A Hitchcock le gustaba tanto el proyecto, anhelaba tanto hacer esa película que durante el rodaje -en 3D- de Crimen perfecto, que obligaba a tediosas pausas para montar la iluminación y las cámaras, le contaba a Grace Kelly con todo detalle cómo imaginaba La ventana indiscreta escena por escena. Además, se sentía muy animado (por no decirlo de otra manera), pensaba que con ella había encontrado a la actriz definitiva (la sensación que había experimentado en los cuarenta con Ingrid Bergman y que, no le quedará otra, experimentará con Tippi Hedren en los sesenta).

Grace Kelly, Hitchcock y la script con el guión
 de La ventana indiscreta

John Michael Hayes escribió el guión de La ventana indiscreta a partir de un relato corto de Cornell Woolrich -también conocido por el seudónimo de William Irish- titulado It Had to Be Murder, algo así como "un asesinato de todas todas"; la película se titulará Rear Window, es decir, "la ventana trasera" o "la ventana de atrás".



"La ventana de atrás" puede servir como metáfora de la propia realización de la película, que pone en escena lo que hay tras la cámara, algo así como las bambalinas del cine, el making of de una mirada.

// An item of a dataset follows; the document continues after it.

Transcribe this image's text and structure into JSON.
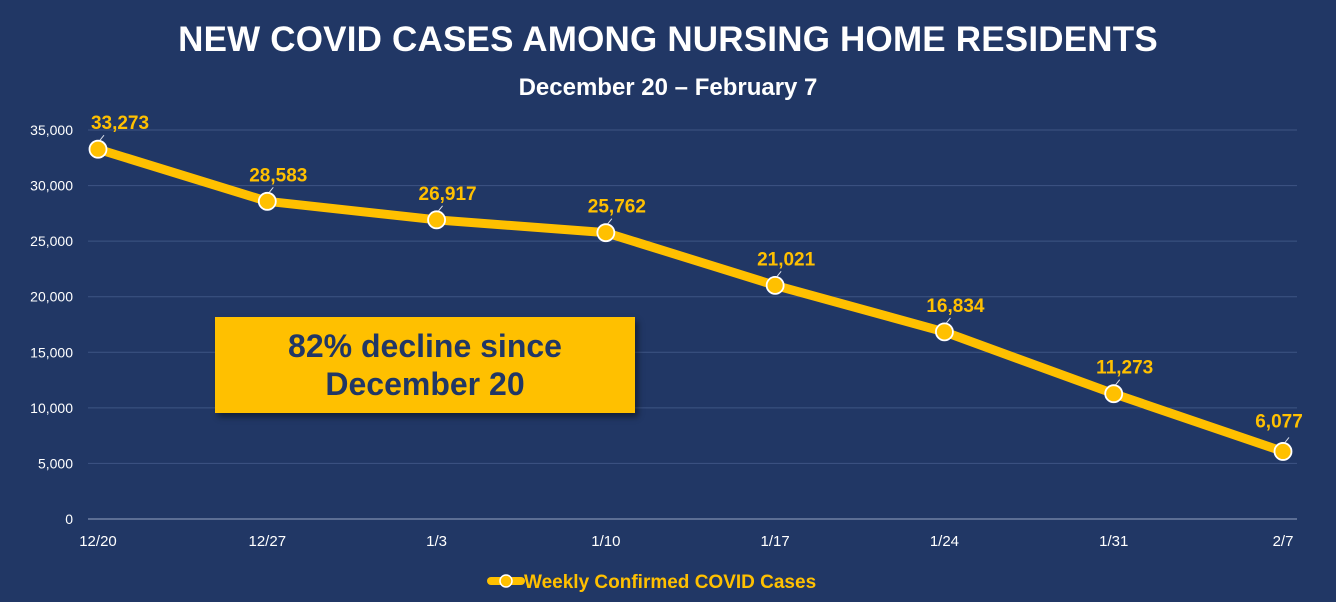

En La ventana indiscreta asistimos a la mirada (de un mirón, es decir de un cineasta) que se monta una película: un mirón -Jeff (James Stewart), un fotógrafo inmovilizado  a causa de un accidente laboral- como trasunto de un cineasta (Alfred Hitchcock).

Hitchcock y James Stewart -con el guión- 
en el rodaje de La ventana indiscreta

Desde su apartamento, en la silla -como el director en la suya-, Jeff mira las ventanas de los apartamentos  vecinos al otro lado del patio trasero, que se le presentan como pantallas, o mejor, como fotogramas que enmarcan o encuadran fragmentos de vida.

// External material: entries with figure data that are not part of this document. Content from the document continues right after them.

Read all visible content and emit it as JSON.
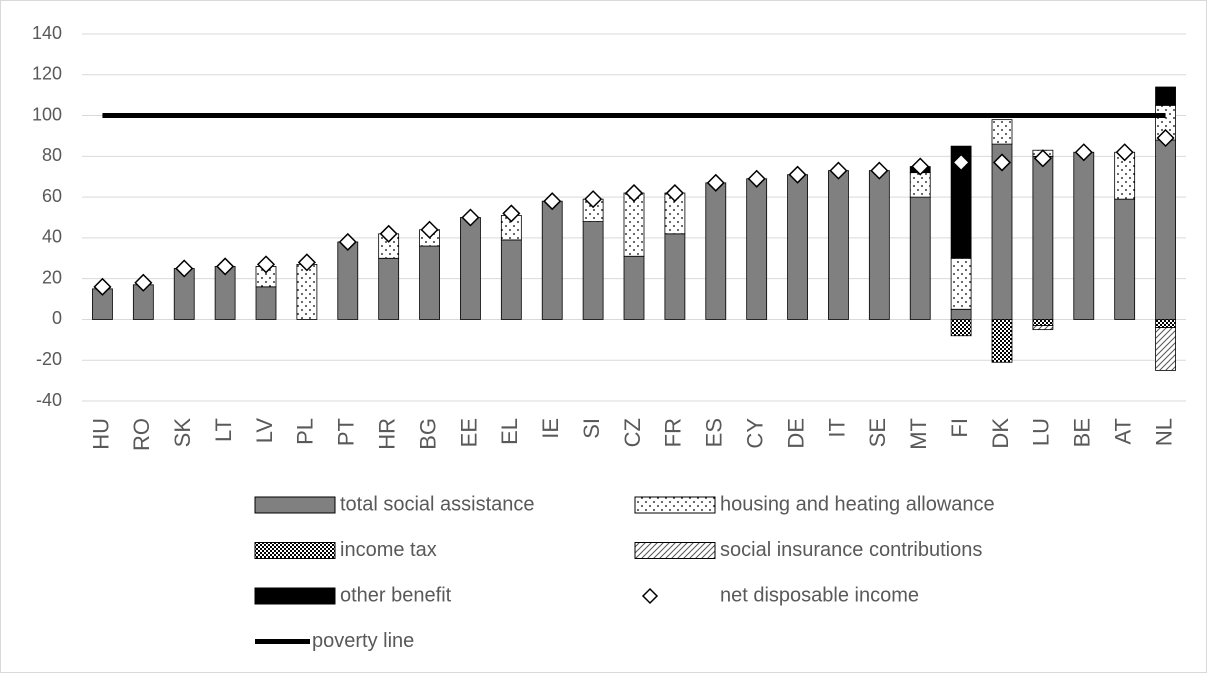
{
  "chart_data": {
    "type": "bar",
    "categories": [
      "HU",
      "RO",
      "SK",
      "LT",
      "LV",
      "PL",
      "PT",
      "HR",
      "BG",
      "EE",
      "EL",
      "IE",
      "SI",
      "CZ",
      "FR",
      "ES",
      "CY",
      "DE",
      "IT",
      "SE",
      "MT",
      "FI",
      "DK",
      "LU",
      "BE",
      "AT",
      "NL"
    ],
    "series": [
      {
        "name": "total social assistance",
        "kind": "bar",
        "color": "#808080",
        "pattern": "solid",
        "values": [
          15,
          17,
          25,
          26,
          16,
          0,
          38,
          30,
          36,
          50,
          39,
          58,
          48,
          31,
          42,
          67,
          69,
          71,
          73,
          73,
          60,
          5,
          86,
          80,
          82,
          59,
          88
        ]
      },
      {
        "name": "housing and heating allowance",
        "kind": "bar",
        "color": "#ffffff",
        "pattern": "dots",
        "values": [
          0,
          0,
          0,
          0,
          10,
          27,
          0,
          12,
          8,
          0,
          12,
          0,
          11,
          31,
          20,
          0,
          0,
          0,
          0,
          0,
          12,
          25,
          12,
          3,
          0,
          23,
          17
        ]
      },
      {
        "name": "income tax",
        "kind": "bar",
        "color": "#ffffff",
        "pattern": "crosshatch",
        "values": [
          0,
          0,
          0,
          0,
          0,
          0,
          0,
          0,
          0,
          0,
          0,
          0,
          0,
          0,
          0,
          0,
          0,
          0,
          0,
          0,
          0,
          -8,
          -21,
          -3,
          0,
          0,
          -4
        ]
      },
      {
        "name": "social insurance contributions",
        "kind": "bar",
        "color": "#ffffff",
        "pattern": "diagonal",
        "values": [
          0,
          0,
          0,
          0,
          0,
          0,
          0,
          0,
          0,
          0,
          0,
          0,
          0,
          0,
          0,
          0,
          0,
          0,
          0,
          0,
          0,
          0,
          0,
          -2,
          0,
          0,
          -21
        ]
      },
      {
        "name": "other benefit",
        "kind": "bar",
        "color": "#000000",
        "pattern": "solid",
        "values": [
          0,
          0,
          0,
          0,
          0,
          0,
          0,
          0,
          0,
          0,
          0,
          0,
          0,
          0,
          0,
          0,
          0,
          0,
          0,
          0,
          3,
          55,
          0,
          0,
          0,
          0,
          9
        ]
      },
      {
        "name": "net disposable income",
        "kind": "marker",
        "color": "#000000",
        "values": [
          16,
          18,
          25,
          26,
          27,
          28,
          38,
          42,
          44,
          50,
          52,
          58,
          59,
          62,
          62,
          67,
          69,
          71,
          73,
          73,
          75,
          77,
          77,
          79,
          82,
          82,
          89
        ]
      },
      {
        "name": "poverty line",
        "kind": "line",
        "color": "#000000",
        "values": [
          100,
          100,
          100,
          100,
          100,
          100,
          100,
          100,
          100,
          100,
          100,
          100,
          100,
          100,
          100,
          100,
          100,
          100,
          100,
          100,
          100,
          100,
          100,
          100,
          100,
          100,
          100
        ]
      }
    ],
    "ylim": [
      -40,
      140
    ],
    "yticks": [
      -40,
      -20,
      0,
      20,
      40,
      60,
      80,
      100,
      120,
      140
    ],
    "grid": true
  }
}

Pedazos de tiempo que él mira e hilvana -o sea, monta- confiriéndoles sentido; es decir, transmuta momentos inconexos en una historia significativa tramada con imágenes sucesivas, en la película -o las películas- que nos da a ver. Como la película de la señorita Corazón Solitario.

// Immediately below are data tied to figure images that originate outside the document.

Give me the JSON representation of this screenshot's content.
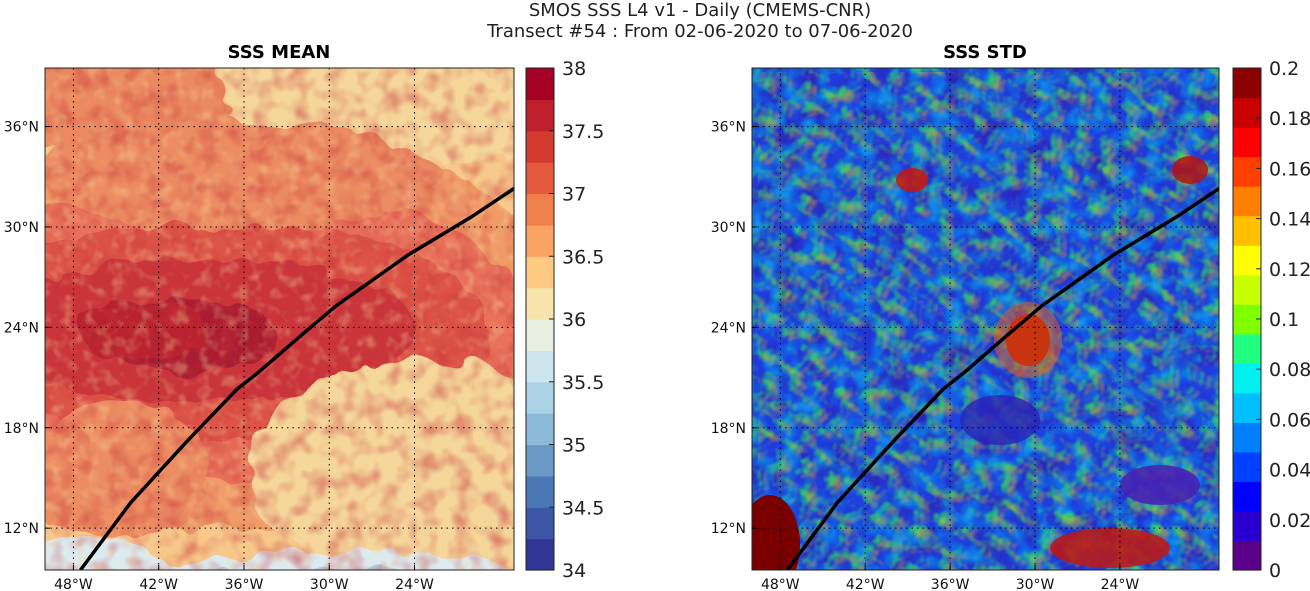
{
  "figure": {
    "title_line1": "SMOS SSS L4 v1 - Daily (CMEMS-CNR)",
    "title_line2": "Transect #54 : From 02-06-2020 to 07-06-2020"
  },
  "panels": [
    {
      "title": "SSS MEAN",
      "colormap": "RdYlBu_r",
      "colorbar_ticks": [
        "34",
        "34.5",
        "35",
        "35.5",
        "36",
        "36.5",
        "37",
        "37.5",
        "38"
      ],
      "colorbar_range": [
        34,
        38
      ]
    },
    {
      "title": "SSS STD",
      "colormap": "jet",
      "colorbar_ticks": [
        "0",
        "0.02",
        "0.04",
        "0.06",
        "0.08",
        "0.1",
        "0.12",
        "0.14",
        "0.16",
        "0.18",
        "0.2"
      ],
      "colorbar_range": [
        0,
        0.2
      ]
    }
  ],
  "map": {
    "lon_range": [
      -50,
      -17
    ],
    "lat_range": [
      9.5,
      39.5
    ],
    "lon_ticks": [
      {
        "value": -48,
        "label": "48°W"
      },
      {
        "value": -42,
        "label": "42°W"
      },
      {
        "value": -36,
        "label": "36°W"
      },
      {
        "value": -30,
        "label": "30°W"
      },
      {
        "value": -24,
        "label": "24°W"
      }
    ],
    "lat_ticks": [
      {
        "value": 12,
        "label": "12°N"
      },
      {
        "value": 18,
        "label": "18°N"
      },
      {
        "value": 24,
        "label": "24°N"
      },
      {
        "value": 30,
        "label": "30°N"
      },
      {
        "value": 36,
        "label": "36°N"
      }
    ],
    "transect_track": [
      [
        -47.5,
        9.5
      ],
      [
        -44,
        13.5
      ],
      [
        -40,
        17.2
      ],
      [
        -36.5,
        20.3
      ],
      [
        -35,
        21.3
      ],
      [
        -32,
        23.5
      ],
      [
        -29.5,
        25.3
      ],
      [
        -28,
        26.2
      ],
      [
        -24.5,
        28.3
      ],
      [
        -20,
        30.6
      ],
      [
        -17,
        32.3
      ]
    ],
    "transect_color": "#000000"
  }
}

Como en el experimento de Kuleshov, la yuxtaposición de los planos de Jeff y la señorita Corazón Solitario construyen por efecto del montaje la experiencia de una mirada -la de Jeff, que atraviesa sucesivos estadios en el curso de la escena: curiosa, perpleja, comprensiva, apenada, compasiva- a través de la mirada del espectador. Somos nosotros quienes (nos) montamos lo que ve Jeff, lo que significa su mirada, no en sino entre los planos. En La ventana indiscreta no sólo miramos mirar a un mirón, no se trata sólo de mirar mirar, sino de mirar mirar una película. No sólo vemos qué es el cine, sino cómo es el cine. Miramos el cine haciéndose. Por la gracia de Hitchcock, nos es dado asistir de forma indiscreta  al proceso de construcción de una mirada -y a la experiencia que representa el cine- en el aquel de mirar.